Take Jackson Park, an eight-acre area of land next to Jackson Elementary School. It has no automobile access and, though it used to be used for ball fields, now sits vacant. Nearby houses back up to it, and the park is often used by pedestrians as a cut-through to Jackson Avenue.

The city could do a number of things with the park. Buchanan suggested transferring it to MCS or selling some of the land to build houses that would face the park.

Council member E.C. Jones pointed out that the city could add amenities and create more of a park atmosphere. "You're not going to have a picnic on a vacant lot," he said.

Jones also challenged the idea that a park has to be on a well-traveled street. "To say everything has to be on a Walnut Grove or a Riverside Drive where everyone can see it, neighborhood parks don't have to be that way."

I have to agree. Parks — especially those with non-specific uses — need to be watched to prevent crime, but those eyes can come from homeowners as easily as drive-thru park users. In fact, nearby homeowners and businesses could be more effective at preventing crime because they have a lasting stake in the park's character.

The fact that Jackson Park is currently used by pedestrians — even as a short-cut — suggests it is convenient to the neighborhood and could be successful with additional amenities and a residential area that faced into the park.
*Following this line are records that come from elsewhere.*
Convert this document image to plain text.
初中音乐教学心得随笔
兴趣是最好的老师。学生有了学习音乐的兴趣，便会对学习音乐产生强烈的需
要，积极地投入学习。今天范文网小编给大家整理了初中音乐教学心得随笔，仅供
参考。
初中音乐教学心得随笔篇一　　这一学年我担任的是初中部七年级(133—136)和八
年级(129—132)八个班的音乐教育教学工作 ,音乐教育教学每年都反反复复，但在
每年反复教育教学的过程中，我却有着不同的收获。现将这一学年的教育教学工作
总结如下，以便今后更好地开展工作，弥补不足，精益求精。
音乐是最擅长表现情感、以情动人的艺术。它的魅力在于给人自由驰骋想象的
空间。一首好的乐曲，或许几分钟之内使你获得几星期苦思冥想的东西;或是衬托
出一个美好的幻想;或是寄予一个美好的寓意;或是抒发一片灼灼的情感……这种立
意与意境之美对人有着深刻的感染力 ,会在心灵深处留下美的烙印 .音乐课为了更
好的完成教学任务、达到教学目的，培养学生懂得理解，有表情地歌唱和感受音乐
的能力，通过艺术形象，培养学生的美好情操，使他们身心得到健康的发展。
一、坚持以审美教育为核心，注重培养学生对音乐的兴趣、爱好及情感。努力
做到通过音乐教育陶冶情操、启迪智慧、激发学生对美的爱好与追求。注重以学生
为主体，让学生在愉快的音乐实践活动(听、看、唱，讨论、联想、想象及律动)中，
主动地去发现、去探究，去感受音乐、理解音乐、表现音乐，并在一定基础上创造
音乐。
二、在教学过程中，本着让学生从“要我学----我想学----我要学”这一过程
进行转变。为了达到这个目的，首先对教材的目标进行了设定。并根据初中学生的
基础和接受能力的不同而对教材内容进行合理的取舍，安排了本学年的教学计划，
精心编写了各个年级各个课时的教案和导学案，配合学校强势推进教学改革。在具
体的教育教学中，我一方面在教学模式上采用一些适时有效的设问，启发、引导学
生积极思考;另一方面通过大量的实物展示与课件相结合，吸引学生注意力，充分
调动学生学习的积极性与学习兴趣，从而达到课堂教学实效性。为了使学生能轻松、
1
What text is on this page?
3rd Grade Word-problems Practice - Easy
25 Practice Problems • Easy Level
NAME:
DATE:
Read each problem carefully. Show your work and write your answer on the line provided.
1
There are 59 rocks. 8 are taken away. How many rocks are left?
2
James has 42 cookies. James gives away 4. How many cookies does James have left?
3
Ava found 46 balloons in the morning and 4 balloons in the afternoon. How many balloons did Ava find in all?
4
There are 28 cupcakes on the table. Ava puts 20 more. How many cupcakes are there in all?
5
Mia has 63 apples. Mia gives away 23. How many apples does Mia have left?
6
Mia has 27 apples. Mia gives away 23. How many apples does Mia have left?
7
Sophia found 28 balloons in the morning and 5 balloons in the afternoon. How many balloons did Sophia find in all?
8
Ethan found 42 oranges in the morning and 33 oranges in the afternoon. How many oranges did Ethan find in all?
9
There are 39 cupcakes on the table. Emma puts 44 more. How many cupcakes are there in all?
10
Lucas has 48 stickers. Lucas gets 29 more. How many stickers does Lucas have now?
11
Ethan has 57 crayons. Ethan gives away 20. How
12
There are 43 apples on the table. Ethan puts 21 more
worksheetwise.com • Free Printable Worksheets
On the other hand, even small pocket parks on main thoroughfares can provide a respite for weary drivers.

"I may not stop," said council member Madeleine Cooper Taylor. "I may drive by, but they offer a visual resting place."

Councilman Joe Brown agreed: "Even a small strip gives people a sense of relaxation."

Sometimes, it seems, even a park like the Belvedere Triangle can help residents lose themselves. It would be a shame to see that disappear.